Sondrio, 11 febbraio 2019 -  Quando i social network sono in grado di fare miracoli, riunire parenti che nemmeno sapevano dell’esistenza l’uno dell’altro, riscoprire le radici lontane e ormai dimenticate. In meno di 24 ore Edie Ulrich è riuscita a trovare alcuni dei suoi familiari sondriesi grazie a Facebook, e questa settimana, forse, si potranno incontrare. Una storia alla “Carramba, che sorpresa!” quella che vi stiamo per raccontare. Edie Ulrich è una donna australiana, ma il papà, Paolo Scieghi, morto nel 1975, era di Sondrio.

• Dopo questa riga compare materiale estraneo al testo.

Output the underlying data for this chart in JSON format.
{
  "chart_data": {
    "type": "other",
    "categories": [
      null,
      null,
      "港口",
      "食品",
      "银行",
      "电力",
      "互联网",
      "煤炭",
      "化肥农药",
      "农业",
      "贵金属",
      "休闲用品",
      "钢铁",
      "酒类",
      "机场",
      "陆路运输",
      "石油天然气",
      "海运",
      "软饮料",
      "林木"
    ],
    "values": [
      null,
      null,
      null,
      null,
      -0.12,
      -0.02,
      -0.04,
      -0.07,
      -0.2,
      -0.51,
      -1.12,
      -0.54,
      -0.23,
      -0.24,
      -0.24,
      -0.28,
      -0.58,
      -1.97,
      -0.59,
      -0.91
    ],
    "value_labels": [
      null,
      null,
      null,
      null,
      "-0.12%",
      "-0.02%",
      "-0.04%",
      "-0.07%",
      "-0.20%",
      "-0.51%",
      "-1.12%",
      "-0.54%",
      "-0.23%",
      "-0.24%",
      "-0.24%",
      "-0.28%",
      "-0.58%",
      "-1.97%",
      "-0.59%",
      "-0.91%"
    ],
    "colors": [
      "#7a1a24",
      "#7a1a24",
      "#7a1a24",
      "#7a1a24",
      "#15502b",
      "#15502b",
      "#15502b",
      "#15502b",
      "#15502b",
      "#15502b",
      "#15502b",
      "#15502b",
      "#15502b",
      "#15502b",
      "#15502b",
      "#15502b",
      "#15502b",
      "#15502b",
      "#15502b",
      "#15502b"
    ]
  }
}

«È emigrato in Australia nel 1927 – racconta Edie, che ha pubblicato un post su Facebook presto arrivato sulla frequentatissima pagina “Sei di Sondrio se” -. Ha lasciato alle spalle sua madre, le sorelle, Angelina, Pina, Teresa, Egidia, ma potrei aver perso alcuni nomi delle sorelle. Suo fratello Oreste si unì a lui in Australia. Sua madre è scomparsa alla fine degli anni ‘50 quando vivevamo a Darlot nei giacimenti auriferi australiani occidentali: aveva il cuore spezzato nel ricevere la notizia della sua morte». La donna, insieme alla sua famiglia, in questo momento è a Roma e questa settimana vuole visitare il luogo di nascita del papà. Il suo sogno, però, è quello di poter abbracciare i parenti rimasti in Valtellina. «È sempre stato un mio grande obiettivo vedere da dove veniva papà, i suoi legami familiari – continua Edie -. Sarebbe meraviglioso incontrare la famiglia in Italia, a patto che sentano la stessa cosa. Renderebbe il nostro davvero viaggio speciale.

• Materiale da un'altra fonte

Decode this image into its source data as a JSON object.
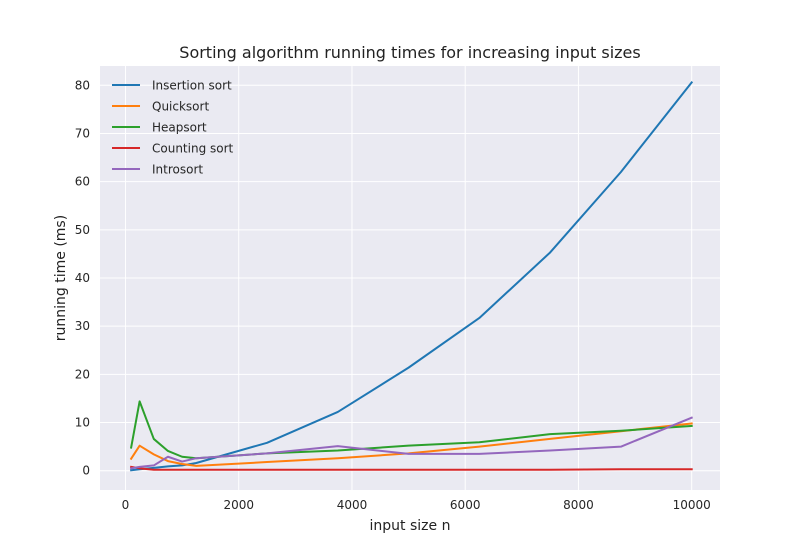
{
  "chart_data": {
    "type": "line",
    "title": "Sorting algorithm running times for increasing input sizes",
    "xlabel": "input size n",
    "ylabel": "running time (ms)",
    "xlim": [
      -450,
      10500
    ],
    "ylim": [
      -4,
      84
    ],
    "xticks": [
      0,
      2000,
      4000,
      6000,
      8000,
      10000
    ],
    "yticks": [
      0,
      10,
      20,
      30,
      40,
      50,
      60,
      70,
      80
    ],
    "grid": true,
    "legend_position": "top-left",
    "series": [
      {
        "name": "Insertion sort",
        "color": "#1f77b4",
        "x": [
          100,
          250,
          500,
          750,
          1000,
          1250,
          2500,
          3750,
          5000,
          6250,
          7500,
          8750,
          10000
        ],
        "y": [
          0.1,
          0.3,
          0.6,
          0.9,
          1.1,
          1.6,
          5.8,
          12.2,
          21.4,
          31.7,
          45.3,
          62.0,
          80.6
        ]
      },
      {
        "name": "Quicksort",
        "color": "#ff7f0e",
        "x": [
          100,
          250,
          500,
          750,
          1000,
          1250,
          2500,
          3750,
          5000,
          6250,
          7500,
          8750,
          10000
        ],
        "y": [
          2.5,
          5.2,
          3.4,
          2.0,
          1.4,
          1.0,
          1.8,
          2.6,
          3.6,
          5.0,
          6.6,
          8.2,
          9.8
        ]
      },
      {
        "name": "Heapsort",
        "color": "#2ca02c",
        "x": [
          100,
          250,
          500,
          750,
          1000,
          1250,
          2500,
          3750,
          5000,
          6250,
          7500,
          8750,
          10000
        ],
        "y": [
          4.8,
          14.4,
          6.6,
          4.1,
          2.9,
          2.6,
          3.6,
          4.2,
          5.2,
          5.9,
          7.6,
          8.3,
          9.3
        ]
      },
      {
        "name": "Counting sort",
        "color": "#d62728",
        "x": [
          100,
          250,
          500,
          750,
          1000,
          1250,
          2500,
          3750,
          5000,
          6250,
          7500,
          8750,
          10000
        ],
        "y": [
          0.8,
          0.5,
          0.2,
          0.2,
          0.2,
          0.2,
          0.2,
          0.2,
          0.2,
          0.2,
          0.2,
          0.3,
          0.3
        ]
      },
      {
        "name": "Introsort",
        "color": "#9467bd",
        "x": [
          100,
          250,
          500,
          750,
          1000,
          1250,
          2500,
          3750,
          5000,
          6250,
          7500,
          8750,
          10000
        ],
        "y": [
          0.5,
          0.8,
          1.1,
          2.9,
          1.9,
          2.6,
          3.6,
          5.1,
          3.5,
          3.5,
          4.2,
          5.0,
          11.0
        ]
      }
    ]
  }
}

Wanda Gianatti, che vive a Perth, in Australia occidentale, è mia cugina. Sua madre Silvia Della Maddalena era la nipote di papà. Spero che a qualcuno capiti di conoscere qualche famiglia che potrebbe essere collegata a papà con le informazioni che ho, qualsiasi piccolo aiuto sarebbe apprezzato». Ed è tanto incredibile quanto emozionante quello che Facebook è riuscito a fare in meno di 24 ore, trasformando in nulla migliaia di chilometri di distanza, decenni trascorsi dall’altra parte del mondo. Ieri pomeriggio al post dell’australiana ha risposto Anna Maria, una donna che ora non vive più a Sondrio, ma ad Alessandria, e che grazie alle informazioni e alla foto su Facebook ha riconosciuto in Edie una sua cugina.

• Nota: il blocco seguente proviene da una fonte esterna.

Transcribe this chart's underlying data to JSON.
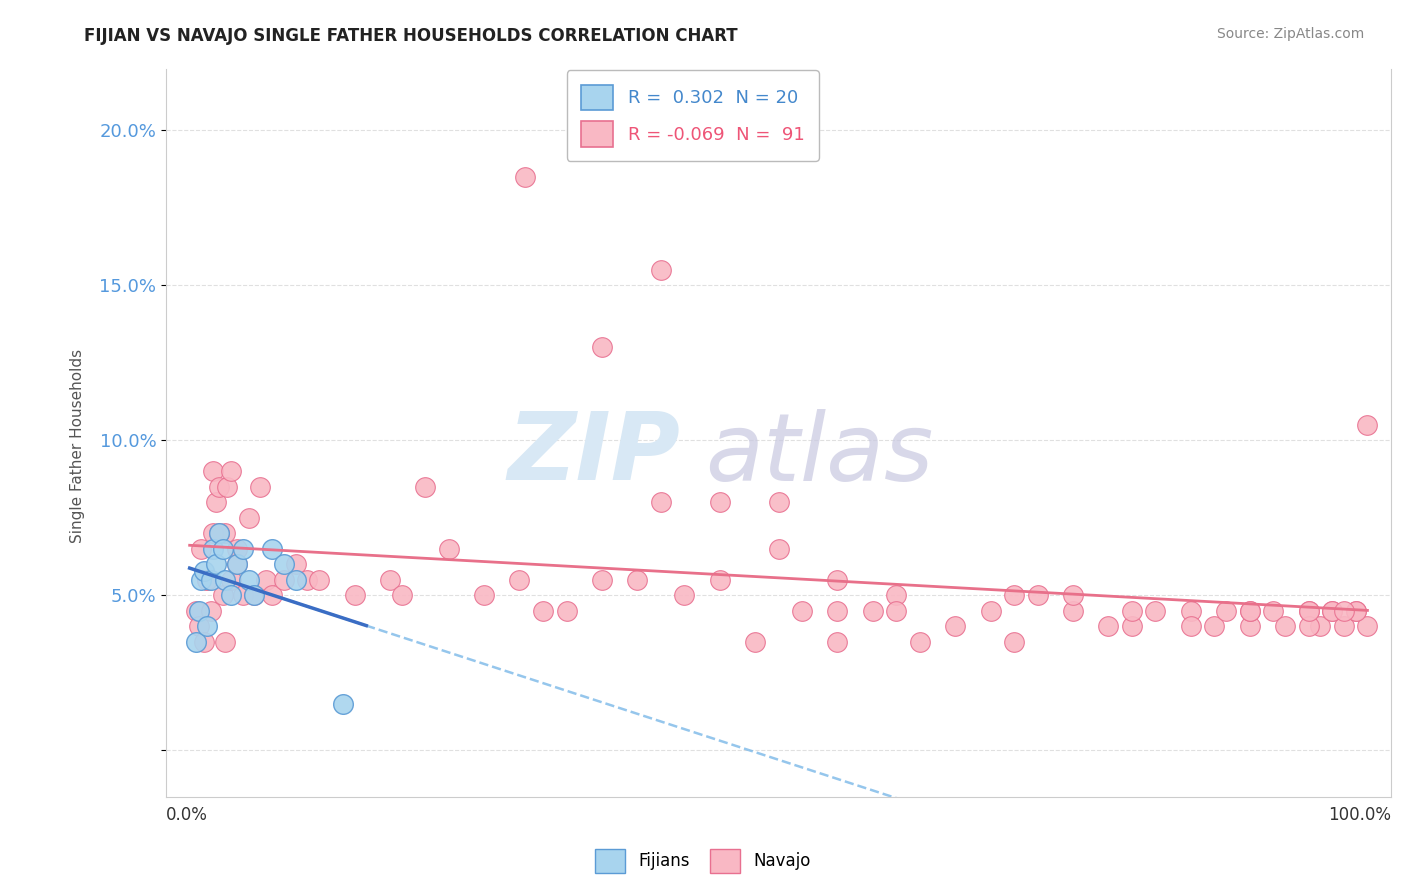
{
  "title": "FIJIAN VS NAVAJO SINGLE FATHER HOUSEHOLDS CORRELATION CHART",
  "source": "Source: ZipAtlas.com",
  "ylabel": "Single Father Households",
  "xlim": [
    -2,
    102
  ],
  "ylim": [
    -1.5,
    22.0
  ],
  "yticks": [
    0.0,
    5.0,
    10.0,
    15.0,
    20.0
  ],
  "ytick_labels": [
    "",
    "5.0%",
    "10.0%",
    "15.0%",
    "20.0%"
  ],
  "fijian_R": 0.302,
  "fijian_N": 20,
  "navajo_R": -0.069,
  "navajo_N": 91,
  "fijian_color": "#A8D4EE",
  "navajo_color": "#F9B8C4",
  "fijian_edge_color": "#5B9BD5",
  "navajo_edge_color": "#E87090",
  "fijian_line_color": "#3A6DC4",
  "navajo_line_color": "#E8708A",
  "dashed_line_color": "#7BB8E8",
  "background_color": "#FFFFFF",
  "grid_color": "#E0E0E0",
  "fijian_x": [
    0.5,
    0.8,
    1.0,
    1.2,
    1.5,
    1.8,
    2.0,
    2.2,
    2.5,
    2.8,
    3.0,
    3.5,
    4.0,
    4.5,
    5.0,
    5.5,
    7.0,
    8.0,
    9.0,
    13.0
  ],
  "fijian_y": [
    3.5,
    4.5,
    5.5,
    5.8,
    4.0,
    5.5,
    6.5,
    6.0,
    7.0,
    6.5,
    5.5,
    5.0,
    6.0,
    6.5,
    5.5,
    5.0,
    6.5,
    6.0,
    5.5,
    1.5
  ],
  "navajo_x": [
    0.5,
    0.8,
    1.0,
    1.2,
    1.5,
    1.8,
    2.0,
    2.2,
    2.5,
    2.8,
    3.0,
    3.2,
    3.5,
    4.0,
    4.5,
    5.0,
    5.5,
    6.0,
    6.5,
    7.0,
    8.0,
    9.0,
    10.0,
    11.0,
    14.0,
    17.0,
    20.0,
    22.0,
    25.0,
    28.0,
    30.0,
    32.0,
    35.0,
    38.0,
    40.0,
    42.0,
    45.0,
    48.0,
    50.0,
    52.0,
    55.0,
    58.0,
    60.0,
    62.0,
    65.0,
    68.0,
    70.0,
    72.0,
    75.0,
    78.0,
    80.0,
    82.0,
    85.0,
    87.0,
    88.0,
    90.0,
    92.0,
    93.0,
    95.0,
    96.0,
    97.0,
    98.0,
    99.0,
    100.0,
    1.5,
    2.0,
    2.5,
    3.0,
    3.5,
    4.0,
    18.0,
    28.5,
    35.0,
    40.0,
    45.0,
    50.0,
    55.0,
    60.0,
    75.0,
    85.0,
    90.0,
    95.0,
    97.0,
    99.0,
    55.0,
    70.0,
    80.0,
    90.0,
    95.0,
    98.0,
    100.0
  ],
  "navajo_y": [
    4.5,
    4.0,
    6.5,
    3.5,
    5.5,
    4.5,
    9.0,
    8.0,
    8.5,
    5.0,
    7.0,
    8.5,
    9.0,
    6.5,
    5.0,
    7.5,
    5.0,
    8.5,
    5.5,
    5.0,
    5.5,
    6.0,
    5.5,
    5.5,
    5.0,
    5.5,
    8.5,
    6.5,
    5.0,
    5.5,
    4.5,
    4.5,
    5.5,
    5.5,
    8.0,
    5.0,
    5.5,
    3.5,
    6.5,
    4.5,
    5.5,
    4.5,
    5.0,
    3.5,
    4.0,
    4.5,
    3.5,
    5.0,
    4.5,
    4.0,
    4.0,
    4.5,
    4.5,
    4.0,
    4.5,
    4.0,
    4.5,
    4.0,
    4.5,
    4.0,
    4.5,
    4.0,
    4.5,
    4.0,
    5.5,
    7.0,
    7.0,
    3.5,
    5.5,
    6.0,
    5.0,
    18.5,
    13.0,
    15.5,
    8.0,
    8.0,
    3.5,
    4.5,
    5.0,
    4.0,
    4.5,
    4.0,
    4.5,
    4.5,
    4.5,
    5.0,
    4.5,
    4.5,
    4.5,
    4.5,
    10.5
  ],
  "watermark_zip_color": "#D8E8F5",
  "watermark_atlas_color": "#C8C8E0",
  "legend_fij_label": "R =  0.302  N = 20",
  "legend_nav_label": "R = -0.069  N =  91"
}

«I parenti sono trovati! - ha scritto Anna Maria -. Io sono la figlia della sorella più giovane, Egidia. Le bambine nella foto sono le mie cugine Emma e Giuliana, figlie di Angiolina, decedute entrambe. Lo zio Oreste viveva con noi e la mia amatissima nonna Rosa». Così, Edie ha saputo, finalmente, il nome della nonna paterna, che non conosceva, e trovato le tracce della vita del papà prima che emigrasse in Australia negli anni Venti. La speranza, ora, è che ci sia ancora qualche familiare nel capoluogo che possa accogliere la donna e la famiglia nella sua visita a Sondrio, e che questa bella storia possa avere, come lieto fine, un forte abbraccio che cancelli in un istante anni e distanze.